Hi Rafael, virtual device handling is unfortunately in a halfway-implemented state, and it’s been on my backlog for a while to wrap that up. Sorry about that! I’m hoping I can work on it in a few weeks as a break between other tasks.

There’s a few things to be done:

  • Populate the virtual_device field on every expression node, and remove the use of ‘on_device’ annotations to record device information.
  • As you are noticing, propagate virtual_device info through the passes by migrating to WithFields (which should have the happy side effect of also propagating spans and other generic information.)
  • Update the existing passes that need to understand virtual devices.

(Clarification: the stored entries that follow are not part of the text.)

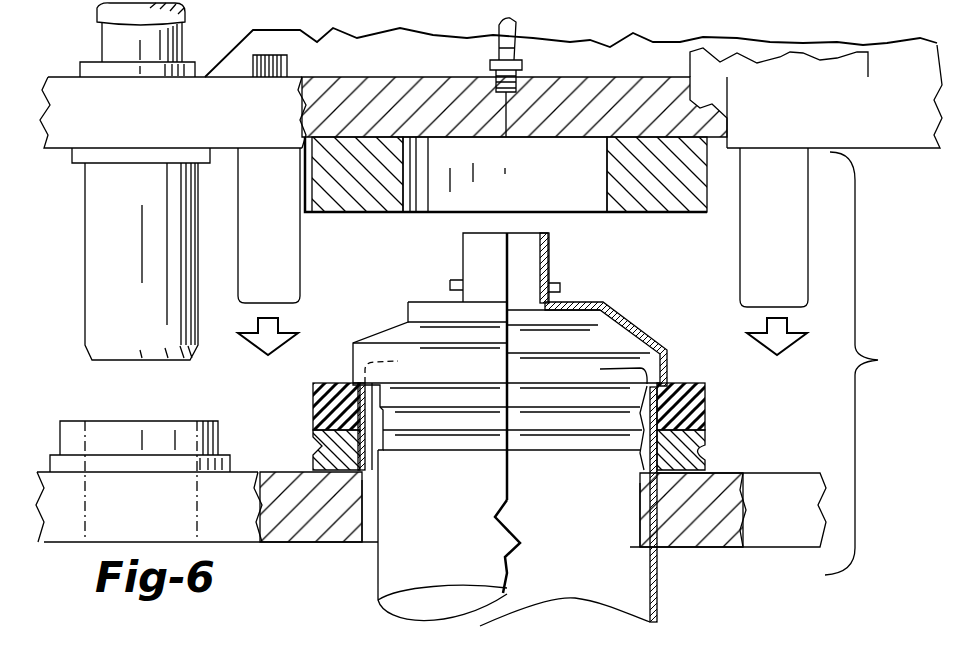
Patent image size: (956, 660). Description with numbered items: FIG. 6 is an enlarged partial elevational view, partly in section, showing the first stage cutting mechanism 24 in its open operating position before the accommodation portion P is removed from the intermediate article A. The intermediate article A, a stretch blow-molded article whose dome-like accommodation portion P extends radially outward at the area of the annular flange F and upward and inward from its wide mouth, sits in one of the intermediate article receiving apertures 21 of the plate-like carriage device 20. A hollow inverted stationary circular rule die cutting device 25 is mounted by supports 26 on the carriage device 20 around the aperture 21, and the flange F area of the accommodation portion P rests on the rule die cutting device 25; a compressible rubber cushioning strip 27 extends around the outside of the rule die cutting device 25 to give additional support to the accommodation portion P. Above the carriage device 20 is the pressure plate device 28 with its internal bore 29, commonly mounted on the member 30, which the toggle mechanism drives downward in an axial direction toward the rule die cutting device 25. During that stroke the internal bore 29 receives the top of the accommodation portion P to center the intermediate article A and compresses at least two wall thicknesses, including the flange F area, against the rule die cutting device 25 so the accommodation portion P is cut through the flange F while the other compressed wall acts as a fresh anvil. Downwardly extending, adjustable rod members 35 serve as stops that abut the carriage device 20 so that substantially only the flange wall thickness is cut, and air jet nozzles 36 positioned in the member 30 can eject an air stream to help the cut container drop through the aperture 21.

The carriage device 20 is at (240, 522).
The intermediate article receiving apertures 21 is at (370, 528).
The cutting mechanism 24 is at (691, 236).
The rule die cutting device 25 is at (367, 440).
The supports 26 is at (313, 447).
The cushioning strip 27 is at (313, 396).
The pressure plate device 28 is at (300, 170).
The internal bore 29 is at (410, 192).
The member 30 is at (247, 121).
The rod members 35 is at (282, 222).
The air jet nozzles 36 is at (516, 80).
The intermediate article A is at (452, 549).
The accommodation portion P is at (430, 338).
The flange F is at (506, 366).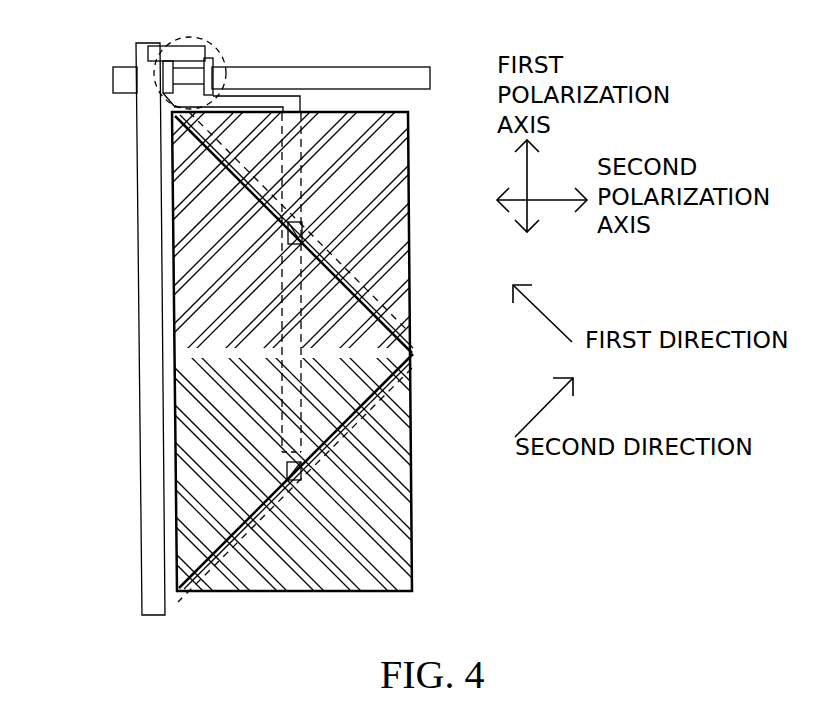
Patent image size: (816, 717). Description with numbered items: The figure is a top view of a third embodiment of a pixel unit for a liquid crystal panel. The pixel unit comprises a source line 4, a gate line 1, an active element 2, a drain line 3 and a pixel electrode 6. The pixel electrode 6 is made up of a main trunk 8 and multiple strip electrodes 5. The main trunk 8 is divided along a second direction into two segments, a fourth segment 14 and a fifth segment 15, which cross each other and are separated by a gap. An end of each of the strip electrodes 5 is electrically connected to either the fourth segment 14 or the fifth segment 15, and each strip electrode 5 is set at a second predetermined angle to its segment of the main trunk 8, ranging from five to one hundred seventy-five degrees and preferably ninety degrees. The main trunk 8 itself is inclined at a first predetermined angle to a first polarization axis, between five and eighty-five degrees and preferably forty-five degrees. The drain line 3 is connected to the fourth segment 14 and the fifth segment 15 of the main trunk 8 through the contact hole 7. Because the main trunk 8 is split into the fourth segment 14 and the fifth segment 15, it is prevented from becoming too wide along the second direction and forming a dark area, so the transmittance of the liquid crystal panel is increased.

The gate line 1 is at (83, 78).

However I think consensus is this is better done in Relax, so another possibility is to backtrack.

Hi Mark, thank you for clarifying.

If I’m not interested in using the virtual_device feature, is there a way to disable it? The issue is that without the patch above, it is not possible to use any pass that is based on the ExprMutator in Python, because the TE Compiler complains with the above assert. If it cannot be disabled, I’d be interested to contribute a patch that fixes the issue.

Actually the first line of the patch is not required in my case, so the only missing copy for my use-case is in the Python ExprMutator. The WithFields construct does not seem to be available in Python and copying the virtual_device_ property with func.virtual_device_ = fn.virtual_device_ (like here: https://github.com/apache/tvm/blob/553eb1acd0c115adea0c7d04ce36e26332339769/tests/python/relay/test_pass_fold_constant.py#L102) produces the same assert. Changing the Function() API would probably touch a ton of code, so I’d like to avoid that. If I can figure out a way to solve the circular import, would the above patch be fine?

Yes, I’d very much support a patch to get you going again. I’m confused as to why just setting the virtual_device_ in the visitor directly does not work, so option a is you send me a unit test and I dig into that. Option b is your patch, however since you’ve needed to bounce back to c++ perhaps just register the function WithFields and use that instead of the Function ctor in visit_function (as we do on the c++ side).

I’ll confess it is only now that I realize we have copying in the python mutators which should have been reworked in parallel with the c++ mutators. Oops.